2022-09-14 07:00:44 | 防衛・安全保障
■臨時情報-ウクライナ情勢
 ウクライナ軍はルガンスク州解放を示唆する行動を示していますが実際どう展開するかは当事者以外分りません。

 極東において実施されたボストーク演習、日本海でも中ロ艦艇の射撃などが行われ海上自衛隊が警戒に当りましたが、この演習がウクライナ軍反撃に影響したのでしょうか。ロシア軍は友好国と併せ6万名の兵力を集中し、まだロシア軍には余力がある事を誇示しましたが、ウクライナ軍の反撃は、政治的な誇示というロシア側の施策は裏目に出た形です。

 ボストーク演習での兵力引抜きは、ウクライナ軍から見る限り、喩え6万とはいえロシア軍に予備戦力が枯渇、そして予備戦力の無い中で、更にウクライナ軍が実施した特殊部隊主体と思われる南部ヘルソン州やクリミア半島での遊撃作戦への警備強化を名目としたロシア軍分散が、東部でのウクライナ軍反撃、実に80km近く前進を支えたといえましょう。

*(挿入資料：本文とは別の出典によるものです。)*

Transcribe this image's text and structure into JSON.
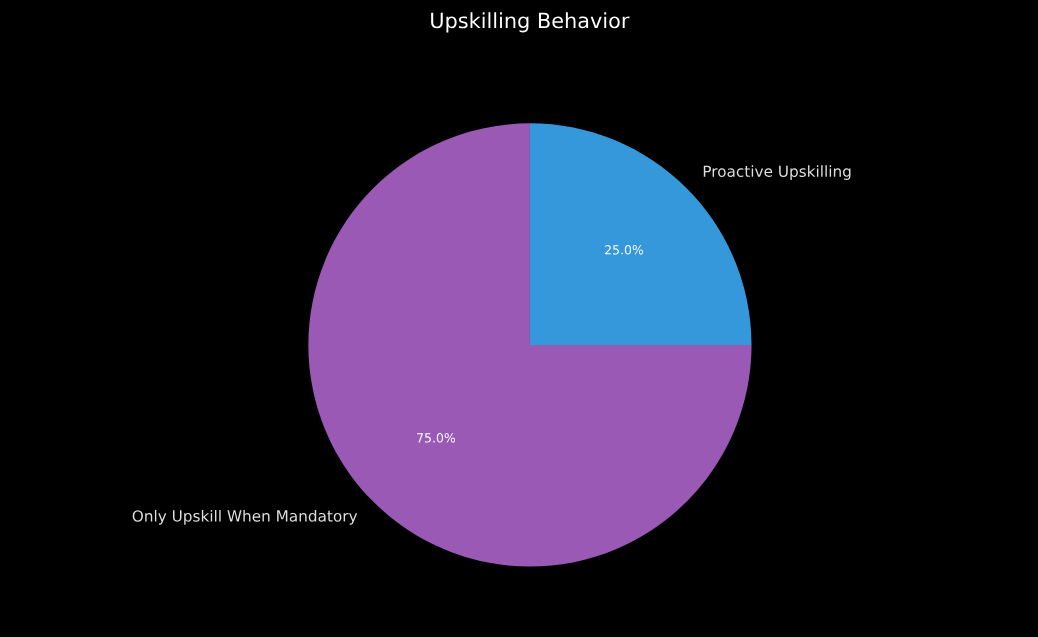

 ルガンスク州へのウクライナ軍反撃も見えてきました、ルガンスク州は2014年のウクライナ東部紛争においてロシア軍装備を備えた事象民兵集団だるルガンスク人民共和国軍により2014年10月10日にウクライナ軍が撤退し、州都もルガンスク市が武装勢力に占拠されたことから臨時に西部のセヴェロトネツク市へ遷されています。ここでの反撃には意味が。

 ルガンスク州はロシア系住民が多いとしてロシアが割譲を目指す東部二州の一つです。ウクライナ軍はハリコフ州全域を解放すると共にルガンスク州への奪還と思われる行動を執っており、攻勢限界点、どの程度の弾薬や燃料や整備などの見通しを持っているかは現時点で発表されていませんが、仮にこのまま前進するならば、計画が在った事になります。

 火力と兵力が第一のロシア軍に対して、NATOは冷戦時代に機動力で戦闘正面に兵力を集中し、火力の総量よりも火力の精度で補う手法です、新しいものでも無く中世からある伝統的な内線作戦の現代版です。他方、奪還した地域ではロシア軍により深刻な人権侵害があり、この事実はウクライナ世論に占領地全域の奪還へ支持を強める事となるでしょう。

 クリミア半島のセバストポリ軍港は維持できるのだろうか、これはソ連黒海艦隊の拠点でありウクライナ独立後もロシア軍がクリミア半島の軍港周辺だけでも維持し、2014年のクリミア危機ではロシア軍が全土を占領した地域です。クリミア半島の奪還を掲げているウクライナ政府がウクライナ世論では支持されていますが、此処にセバストポリを含むのかが、未知数です。